In terms of tone and plot developments, Departure is more closely akin to Braveheart than Little Buddha. Still, the anime Siddhartha is far more expressive and multi-dimensional than Keanu Reeves. Naturally, Buddhist themes and motifs abound, but the narrative is really driven by hack-and-slash warfighting. One can only guess what His Holiness would think of such an approach (which is never disrespectful to the Buddha in his earthly incarnation), but it should go down real smooth with NYAFF regulars.

Tezuka (1928-1989) was an anime legend for crossover hits like Astro Boy and Kimba the White Lion, which genre fanboys consider the unacknowledged source material for The Lion King, to put it diplomatically. While Departure’s animation is a cut above Astro Boy or run-of-the-mill anime, it never creates the sense of wonder present in the work of either Miyazaki.
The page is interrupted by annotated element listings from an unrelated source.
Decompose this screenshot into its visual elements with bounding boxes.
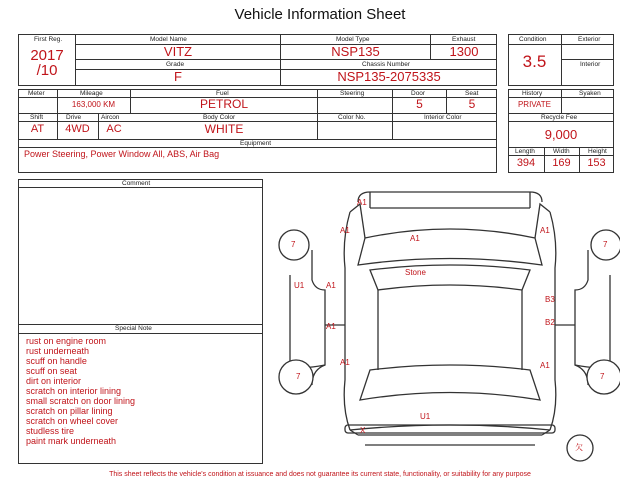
model-type-label: Model Type	[336, 36, 370, 43]
shift-label: Shift	[30, 114, 44, 121]
special-note-item: small scratch on door lining	[26, 396, 136, 406]
sheet-title: Vehicle Information Sheet	[234, 6, 406, 23]
seat-value: 5	[468, 97, 476, 111]
special-note-item: rust on engine room	[26, 336, 107, 346]
disclaimer-footer: This sheet reflects the vehicle's condition at issuance and does not guarantee its current state, functionality, or suitability for any purpose	[109, 471, 531, 478]
drive-value: 4WD	[65, 123, 90, 135]
grade-label: Grade	[166, 61, 185, 68]
height-label: Height	[588, 148, 607, 155]
chassis-value: NSP135-2075335	[337, 69, 441, 84]
car-body-diagram	[270, 180, 620, 465]
shift-value: AT	[30, 123, 45, 135]
aircon-label: Aircon	[101, 114, 120, 121]
special-note-item: studless tire	[26, 426, 75, 436]
damage-bonnet: A1	[410, 234, 420, 243]
color-no-label: Color No.	[338, 114, 366, 121]
width-value: 169	[552, 157, 571, 169]
body-color-label: Body Color	[203, 114, 236, 121]
fuel-value: PETROL	[199, 97, 248, 111]
body-color-value: WHITE	[204, 122, 244, 136]
special-note-item: rust underneath	[26, 346, 90, 356]
damage-left-front-panel: A1	[326, 281, 336, 290]
history-value: PRIVATE	[517, 100, 552, 109]
model-name-value: VITZ	[163, 44, 193, 59]
damage-left-front-door: A1	[326, 322, 336, 331]
meter-label: Meter	[28, 90, 45, 97]
first-reg-year: 2017	[30, 47, 64, 64]
exhaust-label: Exhaust	[452, 36, 476, 43]
damage-left-fender: U1	[294, 281, 305, 290]
mileage-value: 163,000 KM	[71, 100, 116, 109]
special-note-item: scuff on handle	[26, 356, 87, 366]
equipment-value: Power Steering, Power Window All, ABS, Air Bag	[24, 149, 220, 159]
chassis-label: Chassis Number	[362, 61, 411, 68]
mileage-label: Mileage	[80, 90, 103, 97]
first-reg-month: /10	[36, 62, 58, 79]
exhaust-value: 1300	[449, 44, 479, 59]
special-note-item: dirt on interior	[26, 376, 82, 386]
damage-rear-right-panel: A1	[540, 361, 550, 370]
comment-label: Comment	[122, 180, 151, 187]
aircon-value: AC	[106, 123, 122, 135]
length-label: Length	[515, 148, 535, 155]
damage-front-right-corner: A1	[540, 226, 550, 235]
recycle-fee-value: 9,000	[544, 127, 578, 142]
damage-missing-mark: 欠	[575, 443, 583, 452]
damage-rear-left-wheel: 7	[296, 372, 301, 381]
length-value: 394	[516, 157, 536, 169]
special-note-item: scratch on pillar lining	[26, 406, 113, 416]
damage-front-left-wheel: 7	[291, 240, 296, 249]
special-note-item: paint mark underneath	[26, 436, 117, 446]
door-value: 5	[416, 97, 423, 111]
door-label: Door	[411, 90, 426, 97]
syaken-label: Syaken	[579, 90, 601, 97]
fuel-label: Fuel	[216, 90, 229, 97]
special-note-label: Special Note	[115, 325, 152, 332]
damage-rear-left-panel: A1	[340, 358, 350, 367]
condition-label: Condition	[519, 36, 547, 43]
damage-rear-right-wheel: 7	[600, 372, 605, 381]
special-note-item: scuff on seat	[26, 366, 77, 376]
damage-rear-bumper: U1	[420, 412, 431, 421]
first-reg-label: First Reg.	[34, 36, 63, 43]
history-label: History	[522, 90, 543, 97]
exterior-label: Exterior	[578, 36, 601, 43]
damage-front-bumper: A1	[357, 198, 367, 207]
damage-right-front-door: B3	[545, 295, 555, 304]
model-name-label: Model Name	[150, 36, 187, 43]
condition-score: 3.5	[522, 52, 547, 71]
width-label: Width	[553, 148, 570, 155]
grade-value: F	[174, 69, 182, 84]
recycle-fee-label: Recycle Fee	[541, 114, 578, 121]
damage-front-right-wheel: 7	[603, 240, 608, 249]
steering-label: Steering	[340, 90, 365, 97]
interior-color-label: Interior Color	[424, 114, 462, 121]
height-value: 153	[587, 157, 606, 169]
damage-right-rear-door: B2	[545, 318, 555, 327]
special-note-item: scratch on interior lining	[26, 386, 122, 396]
damage-front-left-corner: A1	[340, 226, 350, 235]
damage-rear-left-corner: X	[360, 426, 366, 435]
interior-label: Interior	[580, 61, 601, 68]
seat-label: Seat	[465, 90, 479, 97]
model-type-value: NSP135	[331, 44, 380, 59]
special-note-item: scratch on wheel cover	[26, 416, 119, 426]
equipment-label: Equipment	[240, 140, 272, 147]
damage-windshield: Stone	[405, 268, 426, 277]
drive-label: Drive	[66, 114, 82, 121]
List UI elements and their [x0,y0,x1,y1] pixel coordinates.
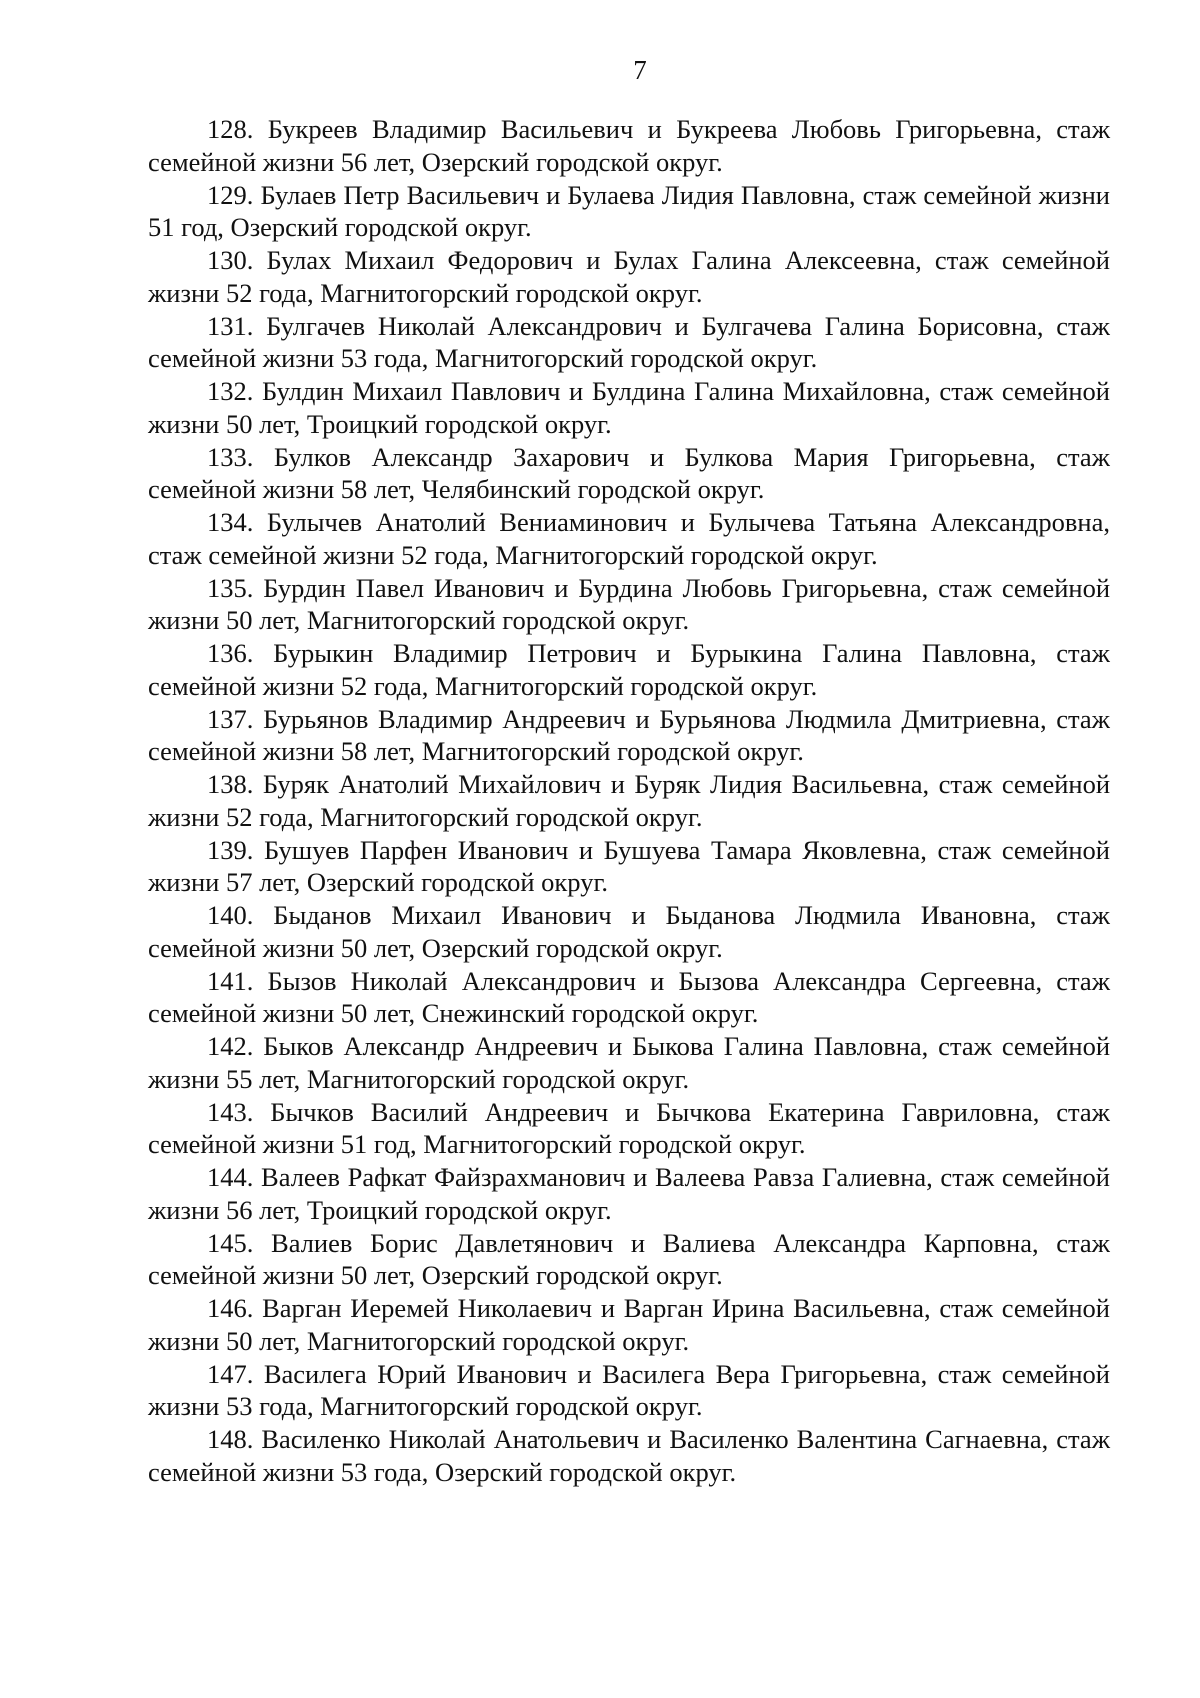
list-item: 137. Бурьянов Владимир Андреевич и Бурьянова Людмила Дмитриевна, стаж семейной жизни 58 лет, Магнитогорский городской округ. [148,703,1110,766]
list-item: 134. Булычев Анатолий Вениаминович и Булычева Татьяна Александровна, стаж семейной жизни 52 года, Магнитогорский городской округ. [148,507,1110,570]
list-item: 135. Бурдин Павел Иванович и Бурдина Любовь Григорьевна, стаж семейной жизни 50 лет, Магнитогорский городской округ. [148,572,1110,635]
list-item: 145. Валиев Борис Давлетянович и Валиева Александра Карповна, стаж семейной жизни 50 лет, Озерский городской округ. [148,1227,1110,1290]
list-item: 148. Василенко Николай Анатольевич и Василенко Валентина Сагнаевна, стаж семейной жизни 53 года, Озерский городской округ. [148,1424,1110,1487]
list-item: 144. Валеев Рафкат Файзрахманович и Валеева Равза Галиевна, стаж семейной жизни 56 лет, Троицкий городской округ. [148,1162,1110,1225]
list-item: 140. Быданов Михаил Иванович и Быданова Людмила Ивановна, стаж семейной жизни 50 лет, Озерский городской округ. [148,900,1110,963]
list-item: 138. Буряк Анатолий Михайлович и Буряк Лидия Васильевна, стаж семейной жизни 52 года, Магнитогорский городской округ. [148,769,1110,832]
list-item: 147. Василега Юрий Иванович и Василега Вера Григорьевна, стаж семейной жизни 53 года, Магнитогорский городской округ. [148,1358,1110,1421]
list-item: 141. Бызов Николай Александрович и Бызова Александра Сергеевна, стаж семейной жизни 50 лет, Снежинский городской округ. [148,965,1110,1028]
list-item: 136. Бурыкин Владимир Петрович и Бурыкина Галина Павловна, стаж семейной жизни 52 года, Магнитогорский городской округ. [148,638,1110,701]
list-item: 128. Букреев Владимир Васильевич и Букреева Любовь Григорьевна, стаж семейной жизни 56 лет, Озерский городской округ. [148,114,1110,177]
entry-list [148,113,1110,1489]
list-item: 129. Булаев Петр Васильевич и Булаева Лидия Павловна, стаж семейной жизни 51 год, Озерский городской округ. [148,179,1110,242]
list-item: 130. Булах Михаил Федорович и Булах Галина Алексеевна, стаж семейной жизни 52 года, Магнитогорский городской округ. [148,245,1110,308]
list-item: 142. Быков Александр Андреевич и Быкова Галина Павловна, стаж семейной жизни 55 лет, Магнитогорский городской округ. [148,1031,1110,1094]
list-item: 132. Булдин Михаил Павлович и Булдина Галина Михайловна, стаж семейной жизни 50 лет, Троицкий городской округ. [148,376,1110,439]
list-item: 143. Бычков Василий Андреевич и Бычкова Екатерина Гавриловна, стаж семейной жизни 51 год, Магнитогорский городской округ. [148,1096,1110,1159]
page-number: 7 [633,55,647,85]
list-item: 146. Варган Иеремей Николаевич и Варган Ирина Васильевна, стаж семейной жизни 50 лет, Магнитогорский городской округ. [148,1293,1110,1356]
list-item: 139. Бушуев Парфен Иванович и Бушуева Тамара Яковлевна, стаж семейной жизни 57 лет, Озерский городской округ. [148,834,1110,897]
list-item: 131. Булгачев Николай Александрович и Булгачева Галина Борисовна, стаж семейной жизни 53 года, Магнитогорский городской округ. [148,310,1110,373]
list-item: 133. Булков Александр Захарович и Булкова Мария Григорьевна, стаж семейной жизни 58 лет, Челябинский городской округ. [148,441,1110,504]
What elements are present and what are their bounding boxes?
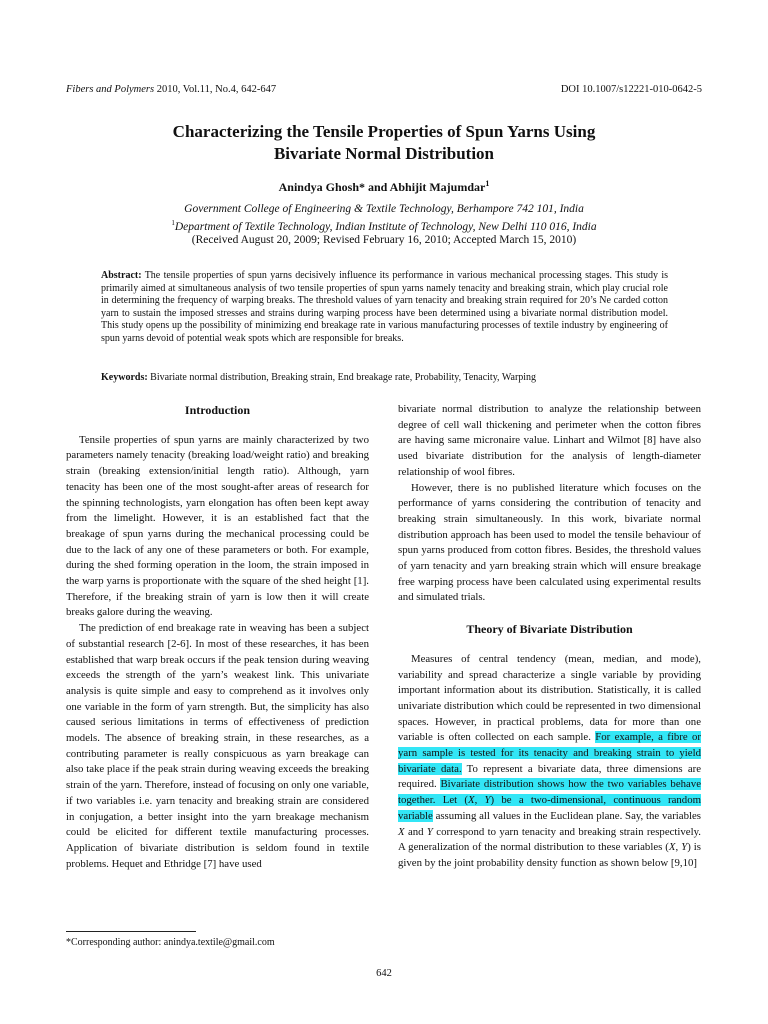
- affiliation-1: Government College of Engineering & Textile Technology, Berhampore 742 101, India: [184, 203, 584, 215]
- intro-paragraph-2: The prediction of end breakage rate in weaving has been a subject of substantial research [2-6]. In most of these researches, it has been established that warp break occurs if the peak tension during weaving exceeds the strength of the yarn’s weakest link. This univariate analysis is quite simple and easy to comprehend as it involves only one variable in the form of yarn strength. But, the simplicity has also caused serious limitations in terms of effectiveness of prediction models. The absence of breaking strain, in these researches, as a contributing parameter is really conspicuous as yarn breakage can also take place if the peak strain during weaving exceeds the breaking strain of the yarn. Therefore, instead of focusing on only one variable, if two variables i.e. yarn tenacity and breaking strain are considered in conjugation, a better insight into the yarn breakage mechanism could be elicited for different textile manufacturing processes. Application of bivariate distribution is seldom found in textile problems. Hequet and Ethridge [7] have used: [66, 622, 369, 870]
- theory-text-b: To represent a bivariate data, three dimensions are required.: [398, 762, 702, 791]
- keywords-label: Keywords:: [101, 372, 148, 383]
- title-line-2: Bivariate Normal Distribution: [273, 144, 495, 163]
- var-y: Y: [681, 841, 688, 854]
- var-x: X: [467, 794, 475, 807]
- abstract-label: Abstract:: [101, 270, 142, 281]
- var-y: Y: [426, 825, 433, 838]
- intro-paragraph-1: Tensile properties of spun yarns are mainly characterized by two parameters namely tenacity (breaking load/weight ratio) and breaking strain (breaking extension/initial length ratio). Although, yarn tenacity has been one of the most sought-after areas of research for the spinning technologists, yarn elongation has often been kept away from the limelight. However, it is an established fact that the breakage of spun yarns during the mechanical processing could be due to the lack of any one of these parameters or both. For example, during the shed forming operation in the loom, the strain imposed in the warp yarns is proportionate with the square of the shed height [1]. Therefore, if the breaking strain of yarn is low then it will create breaks galore during the weaving.: [66, 433, 369, 619]
- theory-text-f: ,: [675, 841, 682, 854]
- right-paragraph-1: bivariate normal distribution to analyze the relationship between degree of cell wall thickening and perimeter when the cotton fibres are having same micronaire value. Linhart and Wilmot [8] have also used bivariate distribution for the analysis of length-diameter relationship of wool fibres.: [398, 403, 701, 478]
- corresponding-author-footnote: *Corresponding author: anindya.textile@gmail.com: [66, 937, 275, 948]
- title-line-1: Characterizing the Tensile Properties of Spun Yarns Using: [172, 122, 596, 141]
- var-x: X: [398, 825, 405, 838]
- highlight-2-text-c: ) be a two-dimensional, continuous random variable: [398, 794, 701, 822]
- journal-name: Fibers and Polymers: [66, 84, 155, 95]
- footnote-divider: [66, 931, 196, 932]
- paper-title: [66, 121, 702, 165]
- highlight-2-comma: ,: [474, 794, 485, 807]
- author-affil-mark: 1: [485, 179, 490, 188]
- page-number: 642: [376, 968, 392, 979]
- highlight-2-text-a: Bivariate distribution shows how the two variables behave together. Let (: [398, 778, 701, 807]
- journal-citation: [66, 84, 276, 95]
- theory-text-c: assuming all values in the Euclidean plane. Say, the variables: [432, 809, 701, 822]
- keywords-text: Bivariate normal distribution, Breaking strain, End breakage rate, Probability, Tenacity, Warping: [147, 372, 537, 383]
- abstract-text: The tensile properties of spun yarns decisively influence its performance in various mechanical processing stages. This study is primarily aimed at simultaneous analysis of two tensile properties of spun yarns namely tenacity and breaking strain, which play crucial role in determining the frequency of warping breaks. The threshold values of yarn tenacity and breaking strain required for 20’s Ne carded cotton yarn to sustain the imposed stresses and strains during warping process have been determined using a bivariate normal distribution model. This study opens up the possibility of minimizing end breakage rate in various manufacturing processes of textile industry by engineering of spun yarns devoid of potential weak spots which are responsible for breaks.: [101, 270, 668, 344]
- section-heading-theory: Theory of Bivariate Distribution: [466, 622, 633, 637]
- highlight-1: For example, a fibre or yarn sample is tested for its tenacity and breaking strain to yield bivariate data.: [398, 731, 702, 775]
- theory-paragraph: [398, 652, 701, 872]
- section-heading-introduction: Introduction: [184, 403, 251, 417]
- theory-text-e: correspond to yarn tenacity and breaking strain respectively. A generalization of the normal distribution to these variables (: [398, 825, 701, 854]
- right-paragraph-2: However, there is no published literature which focuses on the performance of yarns considering the contribution of tenacity and breaking strain simultaneously. In this work, bivariate normal distribution approach has been used to model the tensile behaviour of spun yarns produced from cotton fibres. Besides, the threshold values of yarn tenacity and yarn breaking strain which will ensure breakage free warping process have been calculated using experimental results and simulated trials.: [398, 481, 701, 604]
- author-names: Anindya Ghosh* and Abhijit Majumdar: [278, 180, 486, 194]
- keywords: [101, 372, 668, 383]
- right-column: [398, 402, 701, 872]
- left-column: [66, 402, 369, 872]
- journal-volume: 2010, Vol.11, No.4, 642-647: [154, 84, 277, 95]
- theory-text-a: Measures of central tendency (mean, median, and mode), variability and spread characterize a single variable by providing important information about its distribution. Statistically, it is called univariate distribution which could be represented in two dimensional spaces. However, in practical problems, data for more than one variable is often collected on each sample.: [398, 652, 701, 744]
- theory-text-d: and: [404, 825, 427, 838]
- abstract: [101, 270, 668, 346]
- received-dates: (Received August 20, 2009; Revised February 16, 2010; Accepted March 15, 2010): [191, 234, 577, 246]
- theory-text-g: ) is given by the joint probability density function as shown below [9,10]: [398, 841, 701, 869]
- var-y: Y: [484, 794, 491, 807]
- affiliation-2-text: Department of Textile Technology, Indian Institute of Technology, New Delhi 110 016, India: [174, 220, 597, 233]
- authors: [66, 179, 702, 195]
- affiliation-2-mark: 1: [171, 219, 175, 227]
- var-x: X: [668, 841, 676, 854]
- doi: DOI 10.1007/s12221-010-0642-5: [560, 84, 702, 95]
- affiliation-2: [66, 219, 702, 233]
Still, Morishita’s team delineates the battle scenes with guts and clarity, while also sensitively rendering the archetypal images of Tezuka’s story.

Departure definitely falls well towards the high end of the anime spectrum, especially in terms of its ambition. Even if not as lushly crafted as the senior Miyazaki’s masterworks, its considerable scope is still better served by the big screen. Recommended for anime enthusiasts and student-admirers of Buddhism (who do not get hung up on historical details), Departure screens next Thursday (7/7) and the following Sunday (7/10) at the Japan Society as part of both the 2011 NYAFF and Japan Cuts festivals.